The internet is a fantastic tool for connecting with your audience, there's no doubt about that. Only one of my small collection of twitter "followers" (I still find that term amusing) has ever met me in real life. To stay away from social media altogether, or worse, have no internet presence at all, would mean missing out on the opportunity to collaborate with other writers, teachers and parents. And although there's no real data to support this idea yet, it's certainly been suggested by more than one agent that a web presence is important in building an audience of readers.
There is some information that I deliberately avoid giving out. It's the common sense stuff that police come and talk to school students about. As a parent, this is as much a matter of my children's privacy as it is my own - after all, my location is also their location. I talk about them, probably more often than some people would like, but I don't use their names or photographs. You might notice on my bio page, there's no picture of me and my town is not referred to by name. Does this hurt my sense of authenticity? Do readers feel distanced from me? Perhaps they do, and perhaps that's why Harris included a false photograph on her pseudonymous account. On the other hand, I don't believe that my picture or my location communicate anything important about the books I write or the ideas and people I care about. I'm not opposed to a photograph being included in any book that gets published, but in the meantime I'm happy for this to be a blind date.
If you're following me on twitter, you'll notice that I use the same account to post about writing, parenting and teaching. Even if you're not, you might notice that I've written about teaching before on this blog - without mentioning the name of the school I teach at, of course. I don't try to split up my identity or approach writing in a vacuum. My writing is impacted by things I've learnt from studying language and literature day in and day out at work. It's also influenced by the other people I interact with in my capacity as a parent, teacher, and even as a soccer fan.
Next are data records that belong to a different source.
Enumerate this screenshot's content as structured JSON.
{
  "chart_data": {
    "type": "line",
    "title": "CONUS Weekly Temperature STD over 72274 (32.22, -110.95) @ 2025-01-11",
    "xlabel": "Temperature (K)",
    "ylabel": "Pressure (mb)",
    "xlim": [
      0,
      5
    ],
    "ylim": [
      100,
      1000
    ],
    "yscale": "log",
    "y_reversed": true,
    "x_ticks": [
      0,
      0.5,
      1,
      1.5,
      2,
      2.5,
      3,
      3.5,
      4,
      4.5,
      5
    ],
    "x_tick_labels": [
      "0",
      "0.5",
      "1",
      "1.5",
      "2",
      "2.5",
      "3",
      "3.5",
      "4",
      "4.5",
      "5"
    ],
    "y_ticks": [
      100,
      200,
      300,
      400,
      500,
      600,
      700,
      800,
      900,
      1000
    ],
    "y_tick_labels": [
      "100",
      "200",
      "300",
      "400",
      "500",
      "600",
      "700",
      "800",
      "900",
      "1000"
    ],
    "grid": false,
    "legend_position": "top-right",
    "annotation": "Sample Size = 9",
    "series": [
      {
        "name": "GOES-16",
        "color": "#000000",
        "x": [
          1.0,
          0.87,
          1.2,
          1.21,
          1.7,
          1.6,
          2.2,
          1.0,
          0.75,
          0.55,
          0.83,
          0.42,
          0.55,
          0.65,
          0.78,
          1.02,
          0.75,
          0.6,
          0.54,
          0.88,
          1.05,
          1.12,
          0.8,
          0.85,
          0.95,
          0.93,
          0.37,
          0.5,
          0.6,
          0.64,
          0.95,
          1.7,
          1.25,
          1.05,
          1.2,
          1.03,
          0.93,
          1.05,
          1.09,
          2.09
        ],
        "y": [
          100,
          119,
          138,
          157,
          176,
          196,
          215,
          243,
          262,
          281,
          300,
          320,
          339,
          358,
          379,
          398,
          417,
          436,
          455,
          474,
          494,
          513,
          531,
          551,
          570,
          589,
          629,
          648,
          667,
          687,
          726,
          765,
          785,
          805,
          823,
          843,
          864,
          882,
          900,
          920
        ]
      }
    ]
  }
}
For me, then, a false name (and I do use pseudonyms in different places on the internet) is not synonymous with a false identity. I think the most important thing about interacting with others on the web is being genuine in those interactions. Don't pretend to share their politics if you don't. Don't make up interests; someone might want to talk to you about them someday. Some writers may prefer not to share their career, especially if they're in a more private field like law enforcement, and that's fine. But I don't think it's wise to make up a false career; just don't talk about it. Be who you are, and sooner or later you'll build connections with the same kinds of people you might be friends with in real life.
A note about queries: when it comes to querying agents, do it with your real name. It's a private piece of communication (letter or email) sent to an individual, not the public. And hopefully it's the first step in a business transaction that will involve your real life bank account. If you want to publish under a pseudonym, your agent and publisher will need to be in on the secret.
Sadly, Blythe Harris did take precautions. She didn't post her location online; it was handed over without her consent. Unfortunately there isn't much you can do to avoid that kind of thing, besides having a PO Box. It would amount to never trusting anybody. But at least I know that if someone ever does track me down and turn up at my house, there'll be a trail somewhere of the amount of effort it took them to do so.